At 4pm, David, the 22 year-old Naxi man from front desk acted as our guide to take us around the neighbourhood. The first stop was a house next to my villa. It belonged to a Miss Song from Beijing, who enjoyed her stay at Banyan Tree Ringha so much she had one villa built exactly the same next door. Further down the road, we visited a household for tea. The owner works in the resort and her daughter-in-law showed us around. They had a satallite dish and solar-water heater, courtesy of the resort. We were told that Tibetans married very young, some as young as 12. This lady, Zuoma, had married at 16 (her husband is the same age) and now at 21, was already a mother of a 2.5 year-old toddler.

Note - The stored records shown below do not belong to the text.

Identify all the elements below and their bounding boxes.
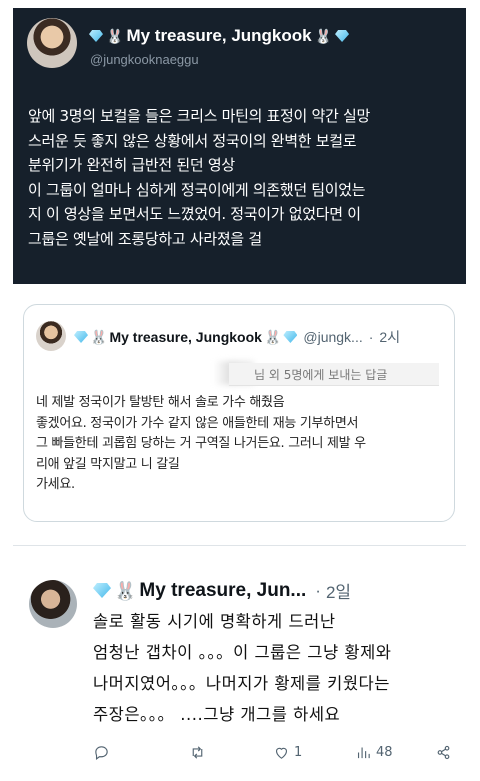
post-time[interactable]: 2시 (379, 327, 400, 347)
author-name: My treasure, Jungkook (126, 26, 312, 45)
author-name: My treasure, Jungkook (109, 329, 262, 345)
heart-icon (275, 747, 288, 759)
share-icon (437, 745, 450, 760)
quoted-reply-card[interactable]: 🐰 My treasure, Jungkook 🐰 @jungk... · 2시… (23, 304, 455, 522)
reply-icon (95, 746, 108, 761)
post-line: 이 그룹이 얼마나 심하게 정국이에게 의존했던 팀이었는 (28, 180, 366, 199)
tweet-body: 솔로 활동 시기에 명확하게 드러난 엄청난 갭차이 。。。이 그룹은 그냥 황… (93, 606, 463, 730)
views-button[interactable]: 48 (355, 744, 393, 761)
diamond-icon (89, 30, 103, 42)
bunny-icon: 🐰 (90, 329, 108, 345)
author-name-row[interactable]: 🐰 My treasure, Jungkook 🐰 (89, 26, 350, 46)
post-line: 그룹은 옛날에 조롱당하고 사라졌을 걸 (28, 229, 262, 248)
dark-post-card[interactable]: 🐰 My treasure, Jungkook 🐰 @jungkooknaegg… (13, 8, 466, 284)
author-handle[interactable]: @jungk... (303, 329, 362, 345)
post-line: 네 제발 정국이가 탈방탄 해서 솔로 가수 해줬음 (36, 395, 285, 410)
dot-separator: · (368, 329, 374, 345)
post-line: 리애 앞길 막지말고 니 갈길 (36, 456, 180, 472)
post-line: 분위기가 완전히 급반전 된던 영상 (28, 156, 235, 174)
post-line: 가세요. (36, 477, 75, 492)
share-button[interactable] (435, 744, 452, 761)
reply-button[interactable] (93, 744, 114, 761)
like-count: 1 (294, 745, 303, 760)
diamond-icon (335, 30, 350, 42)
views-icon (357, 747, 370, 759)
bunny-icon: 🐰 (314, 28, 333, 44)
tweet-actions: 1 48 (93, 744, 453, 766)
author-avatar[interactable] (36, 321, 66, 351)
post-line: 그 빠들한테 괴롭힘 당하는 거 구역질 나거든요. 그러니 제발 우 (36, 436, 366, 451)
retweet-icon (192, 746, 203, 759)
bottom-tweet[interactable]: 🐰 My treasure, Jun... · 2일 솔로 활동 시기에 명확하… (13, 545, 466, 776)
post-line: 좋겠어요. 정국이가 가수 같지 않은 애들한테 재능 기부하면서 (36, 415, 359, 431)
author-name-row[interactable]: 🐰 My treasure, Jungkook 🐰 @jungk... · 2시 (74, 327, 400, 347)
reply-context-text: 님 외 5명에게 보내는 답글 (254, 368, 388, 382)
diamond-icon (74, 331, 88, 343)
diamond-icon (93, 583, 111, 598)
tweet-line: 엄청난 갭차이 。。。이 그룹은 그냥 황제와 (93, 643, 392, 662)
dot-separator: · (315, 580, 321, 600)
retweet-button[interactable] (189, 744, 210, 761)
author-name-row[interactable]: 🐰 My treasure, Jun... · 2일 (93, 578, 351, 603)
diamond-icon (283, 331, 298, 343)
views-count: 48 (376, 745, 393, 760)
post-line: 앞에 3명의 보컬을 들은 크리스 마틴의 표정이 약간 실망 (28, 107, 370, 125)
like-button[interactable]: 1 (273, 744, 302, 761)
tweet-line: 솔로 활동 시기에 명확하게 드러난 (93, 612, 336, 631)
quoted-post-body: 네 제발 정국이가 탈방탄 해서 솔로 가수 해줬음 좋겠어요. 정국이가 가수… (36, 393, 448, 496)
post-line: 스러운 듯 좋지 않은 상황에서 정국이의 완벽한 보컬로 (28, 131, 357, 150)
author-avatar[interactable] (29, 580, 77, 628)
author-handle[interactable]: @jungkooknaeggu (90, 52, 199, 67)
author-avatar[interactable] (27, 18, 77, 68)
bunny-icon: 🐰 (263, 329, 282, 345)
bunny-icon: 🐰 (106, 28, 124, 44)
post-line: 지 이 영상을 보면서도 느꼈었어. 정국이가 없었다면 이 (28, 205, 361, 223)
post-time[interactable]: 2일 (326, 578, 351, 603)
author-name: My treasure, Jun... (139, 579, 307, 601)
post-body: 앞에 3명의 보컬을 들은 크리스 마틴의 표정이 약간 실망 스러운 듯 좋지… (28, 104, 458, 251)
tweet-line: 주장은。。。 ....그냥 개그를 하세요 (93, 705, 341, 724)
tweet-line: 나머지였어。。。나머지가 황제를 키웠다는 (93, 674, 390, 693)
bunny-icon: 🐰 (114, 580, 137, 601)
reply-context: 님 외 5명에게 보내는 답글 (229, 363, 439, 386)
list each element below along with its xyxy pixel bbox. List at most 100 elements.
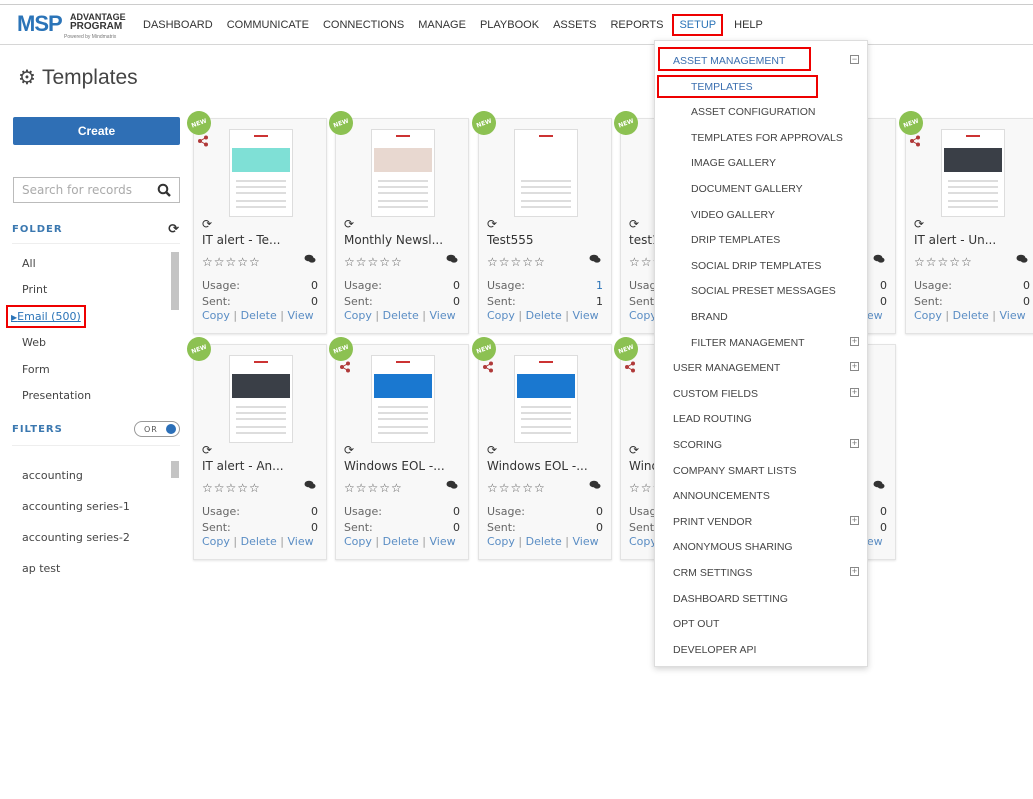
delete-link[interactable]: Delete bbox=[383, 535, 419, 548]
template-card[interactable]: NEW ⟳ IT alert - An... ☆☆☆☆☆ Usage: 0 Sen… bbox=[183, 333, 327, 560]
logo[interactable]: MSP ADVANTAGE PROGRAM Powered by Mindmatr… bbox=[17, 11, 127, 41]
expand-icon[interactable]: + bbox=[850, 515, 859, 525]
template-thumbnail[interactable] bbox=[371, 355, 435, 443]
refresh-icon[interactable]: ⟳ bbox=[629, 443, 639, 457]
star-rating[interactable]: ☆☆☆☆☆ bbox=[487, 255, 546, 269]
copy-link[interactable]: Copy bbox=[914, 309, 942, 322]
template-thumbnail[interactable] bbox=[514, 355, 578, 443]
menu-item-social-drip-templates[interactable]: SOCIAL DRIP TEMPLATES bbox=[691, 260, 859, 272]
copy-link[interactable]: Copy bbox=[487, 535, 515, 548]
collapse-icon[interactable]: − bbox=[850, 55, 859, 64]
delete-link[interactable]: Delete bbox=[383, 309, 419, 322]
refresh-icon[interactable]: ⟳ bbox=[487, 217, 497, 231]
folder-item[interactable]: All bbox=[22, 257, 36, 270]
menu-item-developer-api[interactable]: DEVELOPER API bbox=[673, 644, 859, 656]
menu-item-drip-templates[interactable]: DRIP TEMPLATES bbox=[691, 234, 859, 246]
share-icon[interactable] bbox=[909, 135, 921, 147]
copy-link[interactable]: Copy bbox=[202, 535, 230, 548]
template-card[interactable]: NEW ⟳ IT alert - Te... ☆☆☆☆☆ Usage: 0 Sen… bbox=[183, 107, 327, 334]
menu-item-brand[interactable]: BRAND bbox=[691, 311, 859, 323]
folder-scrollbar[interactable] bbox=[171, 252, 179, 310]
template-thumbnail[interactable] bbox=[371, 129, 435, 217]
menu-item-user-management[interactable]: USER MANAGEMENT + bbox=[673, 362, 859, 374]
menu-item-scoring[interactable]: SCORING + bbox=[673, 439, 859, 451]
menu-item-announcements[interactable]: ANNOUNCEMENTS bbox=[673, 490, 859, 502]
delete-link[interactable]: Delete bbox=[241, 309, 277, 322]
folder-item[interactable]: ▶Email (500) bbox=[6, 305, 86, 328]
comments-icon[interactable] bbox=[1016, 254, 1028, 264]
comments-icon[interactable] bbox=[589, 480, 601, 490]
share-icon[interactable] bbox=[339, 361, 351, 373]
comments-icon[interactable] bbox=[304, 480, 316, 490]
template-name[interactable]: Windows EOL -... bbox=[344, 459, 445, 473]
template-name[interactable]: IT alert - Te... bbox=[202, 233, 280, 247]
folder-item[interactable]: Presentation bbox=[22, 389, 91, 402]
nav-reports[interactable]: REPORTS bbox=[610, 19, 663, 31]
filter-item[interactable]: accounting series-1 bbox=[22, 500, 130, 513]
view-link[interactable]: View bbox=[430, 309, 456, 322]
menu-item-filter-management[interactable]: FILTER MANAGEMENT + bbox=[691, 336, 859, 349]
nav-dashboard[interactable]: DASHBOARD bbox=[143, 19, 213, 31]
view-link[interactable]: View bbox=[573, 535, 599, 548]
refresh-icon[interactable]: ⟳ bbox=[344, 217, 354, 231]
expand-icon[interactable]: + bbox=[850, 567, 859, 576]
view-link[interactable]: View bbox=[1000, 309, 1026, 322]
template-name[interactable]: Test555 bbox=[487, 233, 534, 247]
delete-link[interactable]: Delete bbox=[526, 309, 562, 322]
template-thumbnail[interactable] bbox=[514, 129, 578, 217]
create-button[interactable]: Create bbox=[13, 117, 180, 145]
view-link[interactable]: View bbox=[430, 535, 456, 548]
template-card[interactable]: NEW ⟳ Test555 ☆☆☆☆☆ Usage: 1 Sent: 1 Copy … bbox=[468, 107, 612, 334]
search-input[interactable]: Search for records bbox=[13, 177, 180, 203]
menu-item-lead-routing[interactable]: LEAD ROUTING bbox=[673, 413, 859, 425]
refresh-icon[interactable]: ⟳ bbox=[914, 217, 924, 231]
star-rating[interactable]: ☆☆☆☆☆ bbox=[344, 255, 403, 269]
share-icon[interactable] bbox=[482, 361, 494, 373]
search-icon[interactable] bbox=[157, 183, 171, 197]
refresh-icon[interactable]: ⟳ bbox=[629, 217, 639, 231]
template-thumbnail[interactable] bbox=[229, 129, 293, 217]
refresh-icon[interactable]: ⟳ bbox=[344, 443, 354, 457]
copy-link[interactable]: Copy bbox=[344, 309, 372, 322]
star-rating[interactable]: ☆☆☆☆☆ bbox=[344, 481, 403, 495]
comments-icon[interactable] bbox=[873, 254, 885, 264]
template-card[interactable]: NEW ⟳ Windows EOL -... ☆☆☆☆☆ Usage: 0 Sen… bbox=[325, 333, 469, 560]
template-name[interactable]: Windows EOL -... bbox=[487, 459, 588, 473]
filter-scrollbar[interactable] bbox=[171, 461, 179, 478]
copy-link[interactable]: Copy bbox=[202, 309, 230, 322]
comments-icon[interactable] bbox=[873, 480, 885, 490]
menu-item-video-gallery[interactable]: VIDEO GALLERY bbox=[691, 209, 859, 221]
template-name[interactable]: Monthly Newsl... bbox=[344, 233, 443, 247]
menu-item-opt-out[interactable]: OPT OUT bbox=[673, 618, 859, 630]
refresh-icon[interactable]: ⟳ bbox=[168, 222, 180, 237]
template-thumbnail[interactable] bbox=[229, 355, 293, 443]
menu-item-anonymous-sharing[interactable]: ANONYMOUS SHARING bbox=[673, 541, 859, 553]
template-card[interactable]: NEW ⟳ Monthly Newsl... ☆☆☆☆☆ Usage: 0 Sen… bbox=[325, 107, 469, 334]
star-rating[interactable]: ☆☆☆☆☆ bbox=[202, 481, 261, 495]
refresh-icon[interactable]: ⟳ bbox=[202, 217, 212, 231]
template-name[interactable]: IT alert - An... bbox=[202, 459, 284, 473]
refresh-icon[interactable]: ⟳ bbox=[202, 443, 212, 457]
menu-item-dashboard-setting[interactable]: DASHBOARD SETTING bbox=[673, 593, 859, 605]
menu-item-document-gallery[interactable]: DOCUMENT GALLERY bbox=[691, 183, 859, 195]
comments-icon[interactable] bbox=[446, 480, 458, 490]
filter-item[interactable]: accounting bbox=[22, 469, 83, 482]
menu-item-image-gallery[interactable]: IMAGE GALLERY bbox=[691, 157, 859, 169]
template-thumbnail[interactable] bbox=[941, 129, 1005, 217]
copy-link[interactable]: Copy bbox=[629, 535, 657, 548]
expand-icon[interactable]: + bbox=[850, 387, 859, 397]
share-icon[interactable] bbox=[624, 361, 636, 373]
or-toggle[interactable]: OR bbox=[134, 421, 180, 437]
copy-link[interactable]: Copy bbox=[629, 309, 657, 322]
copy-link[interactable]: Copy bbox=[487, 309, 515, 322]
filter-item[interactable]: ap test bbox=[22, 562, 60, 575]
star-rating[interactable]: ☆☆☆☆☆ bbox=[202, 255, 261, 269]
comments-icon[interactable] bbox=[446, 254, 458, 264]
nav-help[interactable]: HELP bbox=[734, 19, 763, 31]
nav-assets[interactable]: ASSETS bbox=[553, 19, 596, 31]
comments-icon[interactable] bbox=[304, 254, 316, 264]
expand-icon[interactable]: + bbox=[850, 336, 859, 346]
folder-item[interactable]: Web bbox=[22, 336, 46, 349]
view-link[interactable]: View bbox=[288, 535, 314, 548]
menu-item-templates-for-approvals[interactable]: TEMPLATES FOR APPROVALS bbox=[691, 132, 859, 144]
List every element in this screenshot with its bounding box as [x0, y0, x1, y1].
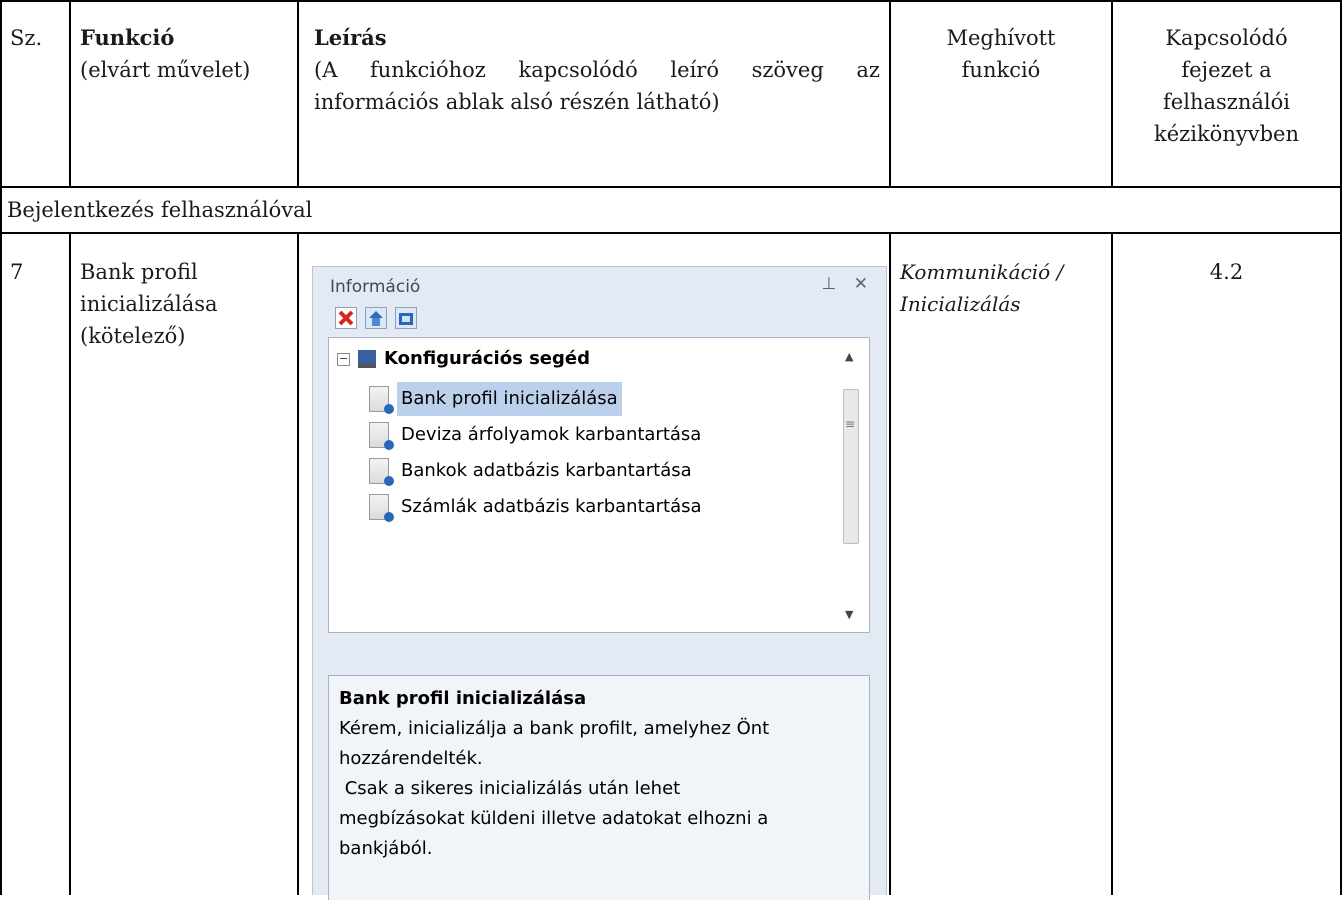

Try as I might, I cannot imagine Andreas being married at 16. Many Tibetan couples our age would already be grandparents.
I was taught how to make Tibetan bread with the grounded barley and yak milk, and although my hands were not washed, my hosts were sporting enough to try my handmade dough. I would made some Tibetan man a very good wife, judging by the complements i received for my delicious dough. I could just imagine myself, stress-free from o-levels kids, tending to the yaks and pigs, not exactly such a bad thought.
As i was talking to Zuoma (or Tsuoma), she excused herself to open the metal main gate, for she had heard her animals calling outside. As we watched in amazement, horses, sheep, and pigs entered the compound one by one. They had finished grazing in the field and were returning home.
Our excursion with David was an eye opener to the people living in Shangrila. David (the staff were all given English name)has been working at the resort for 1.5 years, having rejected the university as he was given a course he had not opted for. He brought us to the famous 300 year-old monastry 大宝寺, built by the 5th Dalai Lama (Current Dalai Lama is 14th). As in all the temples I’d visited in Shangri-la and Ankor, I said a prayer for Ivan’s O’levels. As we walked home through the small village, we met an elderly couple shearing their sheep with a pair of scissors. The wool collected would be woven into capes and carpets. David pointed to the numerous community projects headed by the resort, like the primary school (which had since closed from lack of teachers), and the upgrading work around. What a great company Banyan Tree is. I’m truely proud of it as a Singaporean.
There was a light drizzle and we hastened our steps, land looked forward to the spa session awaiting us at 8pm that night.